Pero la mayoría son películas made in USA creadas como un thriller de aventuras. La película que traemos hoy es diferente, pues es más un thriller psicológico que nos adentra en un enigma criminal y sus personajes (niños, padres, policías y asesinos), en unas mentes, unos cuerpos y una sociedad que huele a locura y a hedor (el que provoca sentir la pederastia).
A eso aspira la notable película alemana Silencio de hielo (2010), segundo largometraje del por aquí poco conocido director suizo Baran Bo Odar y que nos regala una narración prodigiosa basada en la novela “Das Schweigen” de Jan Costin Wagner y con este argumento: una bicicleta en un campo de trigo, una niña desaparecida; ¿se repite la historia?. Hace 23 años, la adolescente Pia fue violada y asesinada en este mismo lugar y todo el mundo se pregunta si le ocurrido lo mismo a la adolescente Sinikka.

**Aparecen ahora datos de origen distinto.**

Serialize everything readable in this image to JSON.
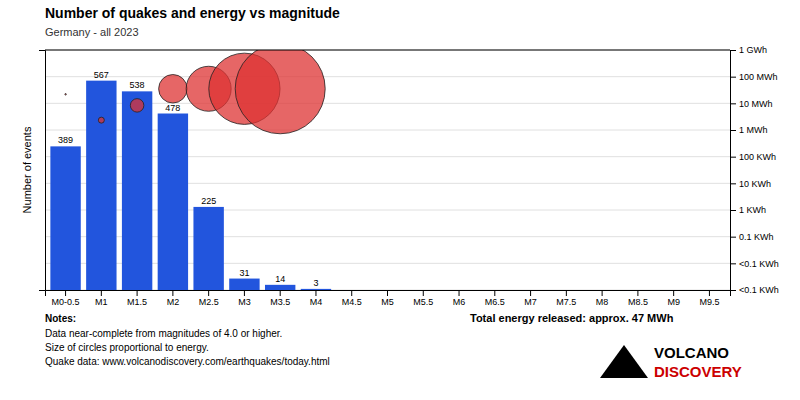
{
  "chart_data": {
    "type": "bar",
    "title": "Number of quakes and energy vs magnitude",
    "subtitle": "Germany - all 2023",
    "y_label": "Number of events",
    "categories": [
      "M0-0.5",
      "M1",
      "M1.5",
      "M2",
      "M2.5",
      "M3",
      "M3.5",
      "M4",
      "M4.5",
      "M5",
      "M5.5",
      "M6",
      "M6.5",
      "M7",
      "M7.5",
      "M8",
      "M8.5",
      "M9",
      "M9.5"
    ],
    "series": [
      {
        "type": "bar",
        "color": "#2255dd",
        "values": [
          389,
          567,
          538,
          478,
          225,
          31,
          14,
          3,
          0,
          0,
          0,
          0,
          0,
          0,
          0,
          0,
          0,
          0,
          0
        ],
        "value_labels": [
          "389",
          "567",
          "538",
          "478",
          "225",
          "31",
          "14",
          "3",
          null,
          null,
          null,
          null,
          null,
          null,
          null,
          null,
          null,
          null,
          null
        ]
      },
      {
        "type": "scatter",
        "color": "#dd3333",
        "x": [
          "M0-0.5",
          "M1",
          "M1.5",
          "M2",
          "M2.5",
          "M3",
          "M3.5"
        ],
        "values": [
          530,
          460,
          500,
          545,
          545,
          545,
          545
        ],
        "sizes": [
          2,
          8,
          18,
          38,
          60,
          95,
          120
        ]
      }
    ],
    "data_labels": true,
    "ylim": [
      0,
      650
    ],
    "yticks": [],
    "y2lim": [
      0,
      1
    ],
    "y2ticks": [
      {
        "value": 0,
        "label": "<0.1 KWh"
      },
      {
        "value": 0.1111111111111111,
        "label": "<0.1 KWh"
      },
      {
        "value": 0.2222222222222222,
        "label": "0.1 KWh"
      },
      {
        "value": 0.3333333333333333,
        "label": "1 KWh"
      },
      {
        "value": 0.4444444444444444,
        "label": "10 KWh"
      },
      {
        "value": 0.5555555555555556,
        "label": "100 KWh"
      },
      {
        "value": 0.6666666666666666,
        "label": "1 MWh"
      },
      {
        "value": 0.7777777777777778,
        "label": "10 MWh"
      },
      {
        "value": 0.8888888888888888,
        "label": "100 MWh"
      },
      {
        "value": 1,
        "label": "1 GWh"
      }
    ],
    "grid": true,
    "annotations": [
      "Notes:",
      "Data near-complete from magnitudes of 4.0 or higher.",
      "Size of circles proportional to energy.",
      "Quake data: www.volcanodiscovery.com/earthquakes/today.html",
      "Total energy released: approx. 47 MWh",
      "VOLCANO",
      "DISCOVERY"
    ]
  }
}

Y a fe que Baran Bo Odar consigue su propósito de helarnos la sangre y dejarnos en silencio. Con ese tono de novela policiaca, la película es áspera sin necesidad de ser sucia, siendo ambiciosa con un retrato de amplio de personajes y que utiliza para someternos a una doble (y no cómoda) reflexión: la primera, sobre la culpa, la redención y la facultad de limpiar (o no) la mente de malos recuerdos; y la segunda, valiente y espantosa, sobre el hecho de que en la pedofilia no haya posibilidad de redención, aunque el enfermo se parapete entre elementos de normalidad y haga esfuerzos sobrehumanos por liberarse.
Lo más parecido a esta película en la reciente filmografía puede ser la australiana Lovely bones (Peter Jackson, 2009), pero también la película nos hace regresar al mundo de los psicópatas pedófilos con dos películas alemanas clásicas: M, el Vampiro de Düsseldorf (Fritz Lang, 1931) y El cebo (Ladislao Vajda, 1958). Aunque con una gran diferencia: en Silencio de hielo se dibuja a los dos delincuentes como pobres diablos antes que asesinos puros o víctimas de la sociedad.
Destaca el estilo en el que está rodada la película, que nada tiene que ver con el cine habitual de Hollywood: fusiona diferentes ritmos cinematográficos y logra mantener a los espectadores en máxima tensión, tensión que no procede de imágenes macabras, sino de intentar explicar el desconcierto de una sociedad que convive diariamente con los peores crímenes, construidos sobre cimientos de soledad, desesperación y cinismo. Un elenco de actores poco conocidos por estos lares (Wotan Wilke Möhring, Sebastian Blomberg, Katrin Sass, Burkhart Klaussner, Karoline Eichhorn y Ulrich Thomsen, el único a quien quizás reconozcamos como uno de los padres de En un mundo mejor, la oscarizada obra de Susanne Bier en el año 2010) y cuyas destacadas interpretaciones expresan lo que las palabras no podrían, con caras que revelan sentimientos como la desesperación y la culpa.
Silencio de hielo nos cuenta una difícil historia (que muchos se negarán a ver) y nos lo cuenta de tal manera (apoyado por la fotografía de Mol Summerer y por la música de Michael Kamm y Chris Steininger) que nos deja helados el alma. Pero aunque la pederastia nos deje el alma helada, nunca debe dejarnos en silencio.